I have not always had the benefit of the current functional understanding of my creative process, the one I have outlined above. The dominant, unconscious, and rather dysfunctional understanding of the process that has held sway for much of my life is a punishing delusional perfectionistic fantasy, probably shaped by abuse in childhood. That it flows or should flow perfectly from one’s mind to paper with no mistakes whatsoever. Delusional as it is, it is an emotionally compelling conditioning, that is always there like my very shadow causing much suffering and carnage in every birthing process, big and small. I once nearly failed a university exam in a favorite subject because I had to tear up the answer paper forty-five minutes into a three-hour exam to start all over again because I could not bear the imperfection of what I had written! That this reflection piece could have been written earlier, that I had trouble finding the motivation to write it this morning, is a testament to its staying power. However, once I started to type, despite the resistance from the anticipated suffering from the unrealistic performance standards imposed on the creative process by the critic, it lost its power in the joy of the reality of the intuitive creative process I have come to increasingly own and enjoy as my own. Thank God!

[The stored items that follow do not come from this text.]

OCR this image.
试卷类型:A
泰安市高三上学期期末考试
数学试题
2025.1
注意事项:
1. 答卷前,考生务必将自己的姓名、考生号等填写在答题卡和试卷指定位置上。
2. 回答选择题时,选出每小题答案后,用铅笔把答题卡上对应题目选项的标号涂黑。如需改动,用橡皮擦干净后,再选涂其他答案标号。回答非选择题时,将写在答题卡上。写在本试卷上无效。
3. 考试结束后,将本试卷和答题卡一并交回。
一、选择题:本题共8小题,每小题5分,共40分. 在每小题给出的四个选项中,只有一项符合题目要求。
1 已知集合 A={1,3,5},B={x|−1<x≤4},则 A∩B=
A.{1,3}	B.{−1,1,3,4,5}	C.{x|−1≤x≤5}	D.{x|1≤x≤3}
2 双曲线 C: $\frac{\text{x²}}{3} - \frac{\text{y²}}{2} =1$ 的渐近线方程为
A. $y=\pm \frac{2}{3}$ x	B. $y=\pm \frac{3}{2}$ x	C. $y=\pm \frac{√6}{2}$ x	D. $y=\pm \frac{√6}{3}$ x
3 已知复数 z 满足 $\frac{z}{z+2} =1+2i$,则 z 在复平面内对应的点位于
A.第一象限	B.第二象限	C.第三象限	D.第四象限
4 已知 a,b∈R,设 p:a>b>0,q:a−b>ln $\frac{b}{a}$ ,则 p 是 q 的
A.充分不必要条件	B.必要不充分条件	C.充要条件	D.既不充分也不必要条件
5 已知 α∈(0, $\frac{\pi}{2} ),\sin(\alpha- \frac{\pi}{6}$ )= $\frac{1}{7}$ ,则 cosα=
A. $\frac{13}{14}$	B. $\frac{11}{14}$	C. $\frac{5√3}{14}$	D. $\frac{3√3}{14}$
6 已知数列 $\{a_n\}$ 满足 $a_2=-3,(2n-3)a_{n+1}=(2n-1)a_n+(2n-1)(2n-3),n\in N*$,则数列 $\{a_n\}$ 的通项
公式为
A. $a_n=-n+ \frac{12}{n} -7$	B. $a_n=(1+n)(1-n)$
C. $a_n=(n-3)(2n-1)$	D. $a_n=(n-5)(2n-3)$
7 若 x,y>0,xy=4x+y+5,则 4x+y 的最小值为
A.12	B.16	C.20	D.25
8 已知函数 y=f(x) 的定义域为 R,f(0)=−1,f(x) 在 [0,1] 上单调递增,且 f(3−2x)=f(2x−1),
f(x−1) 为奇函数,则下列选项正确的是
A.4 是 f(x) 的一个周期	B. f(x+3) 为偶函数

I often wonder how I have managed to achieve as much as I have in this life, two graduate degrees and two doctoral degrees, licensure as a clinical psychologist, and now a book, despite having such an annihilating critic looking over my shoulders all the time. (I often joke that I should go back and get another undergraduate degree to make up for the asymmetric imperfection in my academic record). I am sure that there are many alternative explanations for my achievements including the illusion of free will that would suggest that it could not have been otherwise. I have also a more down-to-earth explanation. When the fear of absolute failure exceeds the fear of failure from the imperfection in the outcome of any effort, I am emotionally compelled to act, no matter the consequence, despite the critic. In a way, I am glad that I have this enormous fear of absolute failure, whatever it might be, rearing its ugly head to become a dominant motivating force in different stages of my life. In those moments of pure abandon, akin to moments of dashing across the freeway with one’s eyes closed as though pursued on the one side by a starving tiger, yet somehow unconstrained by the usual hyenas of the inner critic, I find my creative process unfold, despite myself. And however imperfect the outcome might be, there is no mistaking the gratification felt in having spontaneously created something, a gratification I long for.